I don’t know which S-M movie- it’s the one where he’s racing up the Washington Monument for reasons. Anyway, he’s climbing up the side of it as fast as he can, and he breaks into a gallop, where all four feet leave the monument as he jumps. Isn’t he just going to launch himself into space? I’d display a clip, if I had one. I’ll look for one.
eta: normally I’d bitch about the dumbness of the web shooting, or sticking to walls through boots, but those can be for a different thread.
He can use his webshooters to pull himself back in.
I’d have to look at the clip to see exactly how it plays out. I know the scene you are talking about, but it’s been many years, and I don’t remember it that well.
But, unlike you and I, he has sticky hands and feet, so is able to not only propel himself vertically with no horizontal component, but also pull himself back towards the wall if he gets too far.
So, I don’t know if the clip reflects proper physics, but it’s not impossible that he would have all 4 limbs disconnected from a vertical surface without leaving it horizontally uncontrollably.
Unless they made it clear that he was connected by webbing to a point well above his position, they should NOT have had him leave the monument. That was “Coolness Over Science” (did I just start a trope?)…
…Probably committed by some of the young CGI homies:
“Duuude, look what I had Spidey do!” “Amazing!” “Sensational and Superior!” “Ultimate!” “Spectacular!” “Truly an amazing fantasy…”
Don’t the sides taper?
Yes, though only gradually. At its base, it’s 55 feet on a side, and at the top of the main obelisk section (where it begins to taper to a pyramid point), which is 500 feet above the base, it’s 35 feet on a side.
It’s magic. It’s all magic. The laws of physics don’t count, if the story needs something or if it makes for good visuals.
He could have all four limbs moving away from the wall, while his center of mass is still moving straight up or even towards the wall.
And just for the record, it was Spider-Man: Homecoming.
No. Gravity still exists. Why would he?
I don’t understand what you’re getting at. He’s running, jumping, and crawling, not web swinging, and he’s got momentum going up the side. What’s webbing have to do with this?

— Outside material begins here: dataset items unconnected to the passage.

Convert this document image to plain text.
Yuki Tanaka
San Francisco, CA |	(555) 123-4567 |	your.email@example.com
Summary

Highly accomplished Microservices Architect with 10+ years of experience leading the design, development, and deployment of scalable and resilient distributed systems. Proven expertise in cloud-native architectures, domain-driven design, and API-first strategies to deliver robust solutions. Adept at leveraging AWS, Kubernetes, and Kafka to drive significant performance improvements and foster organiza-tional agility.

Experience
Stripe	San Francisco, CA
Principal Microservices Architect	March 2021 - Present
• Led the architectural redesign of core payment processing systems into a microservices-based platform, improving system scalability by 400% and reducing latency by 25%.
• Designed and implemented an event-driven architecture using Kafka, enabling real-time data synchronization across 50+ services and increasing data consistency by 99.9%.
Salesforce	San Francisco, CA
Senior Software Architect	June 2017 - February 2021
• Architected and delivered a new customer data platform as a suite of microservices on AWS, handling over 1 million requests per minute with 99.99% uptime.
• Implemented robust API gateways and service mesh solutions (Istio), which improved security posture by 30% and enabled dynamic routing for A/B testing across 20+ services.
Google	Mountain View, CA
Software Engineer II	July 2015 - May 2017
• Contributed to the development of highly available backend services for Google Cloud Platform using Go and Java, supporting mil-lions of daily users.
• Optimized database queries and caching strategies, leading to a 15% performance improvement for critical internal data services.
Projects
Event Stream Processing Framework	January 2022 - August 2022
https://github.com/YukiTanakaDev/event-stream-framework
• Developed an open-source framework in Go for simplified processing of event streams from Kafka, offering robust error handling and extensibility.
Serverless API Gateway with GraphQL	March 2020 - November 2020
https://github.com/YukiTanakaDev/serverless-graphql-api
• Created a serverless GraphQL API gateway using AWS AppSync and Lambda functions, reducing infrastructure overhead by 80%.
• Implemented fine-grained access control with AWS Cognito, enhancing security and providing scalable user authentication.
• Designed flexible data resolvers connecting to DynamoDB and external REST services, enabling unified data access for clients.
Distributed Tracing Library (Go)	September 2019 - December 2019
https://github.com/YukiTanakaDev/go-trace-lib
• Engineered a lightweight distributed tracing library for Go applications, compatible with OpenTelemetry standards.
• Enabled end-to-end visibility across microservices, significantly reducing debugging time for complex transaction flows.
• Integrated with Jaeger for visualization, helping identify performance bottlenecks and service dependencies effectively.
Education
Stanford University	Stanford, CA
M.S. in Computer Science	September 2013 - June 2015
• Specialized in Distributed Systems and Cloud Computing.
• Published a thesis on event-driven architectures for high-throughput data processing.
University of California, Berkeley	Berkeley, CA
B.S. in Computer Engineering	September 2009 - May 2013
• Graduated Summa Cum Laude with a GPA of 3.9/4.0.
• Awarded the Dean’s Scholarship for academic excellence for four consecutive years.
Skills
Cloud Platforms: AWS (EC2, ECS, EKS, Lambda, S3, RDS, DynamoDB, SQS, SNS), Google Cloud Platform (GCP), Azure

“Into space”, here, doesn’t mean “above the Earth’s atmosphere”, just “away from the solid building”. In the same way that someone who falls down a malfunctioning elevator shaft might have “stepped out into space”.
Yes, the dog has claws but I’m assuming SM has some sort of grippy substance on him.
Fun fact: The Monument’s marble blocks (all 36,00 of them) are held together by just gravity and friction - no mortar was used in the process.
If you watch the video linked in post #9 at around 0:34, as he is running he is pushing himself up and away from the wall, but then lands back on the wall again. He isn’t using his web to pull him back, and all four appendages have left contact with the wall.
OP is correct, proper physics would have him continuing his motion away from the wall and falling.
But the wall doesn’t go straight up; it tilts in at, what, a little over two degrees off from perpendicular? So if he pushes himself up and away from the wall at what would be a straight line just over a degree off from parallel to that wall, then wouldn’t that line in turn be just over a degree off from perpendicular to the ground? Could that leave him close enough for a fully-extended arm or two to reach?
I’ve seen divers, that to my untrained eye seem to move in undeserved directions. Spidey’s superpowered toes and fingers could be creating unseen momentum in his whole body that throws it back toward the vertical surface…or he’s being propped up by Steve Ditko’s ghost.
You’re questioning the physics of a Spider-Man film and the first place you go is his climbing technique?
Stranger
There are a number of levels of suspension of disbelief, but the hardest one to get over is, “That just doesn’t look right.”
I didn’t see anything that weird (in context). He launches himself upward using the friction of his sticky hands/feet then holds out his hands/feet to contact the wall when he loses momentum. I didn’t see him making big arching leaps up the wall or anything.
I look at pretty much any scene with Spider-Man slinging around or fighting with a villain and think that.
Stranger
Fair, but there is so much going on in the fights that it’s hard to tell what’s going on.
While I find some enjoyment in the Superhero genre, the fight scenes are generally the part I pay the least attention to. I think most MCU fights could be better choreographed by tossing a bunch of action figures into an iFLY. But then, I am also personally convinced that the fights in Transformers movies is just video of a silverware set in a VitaMax.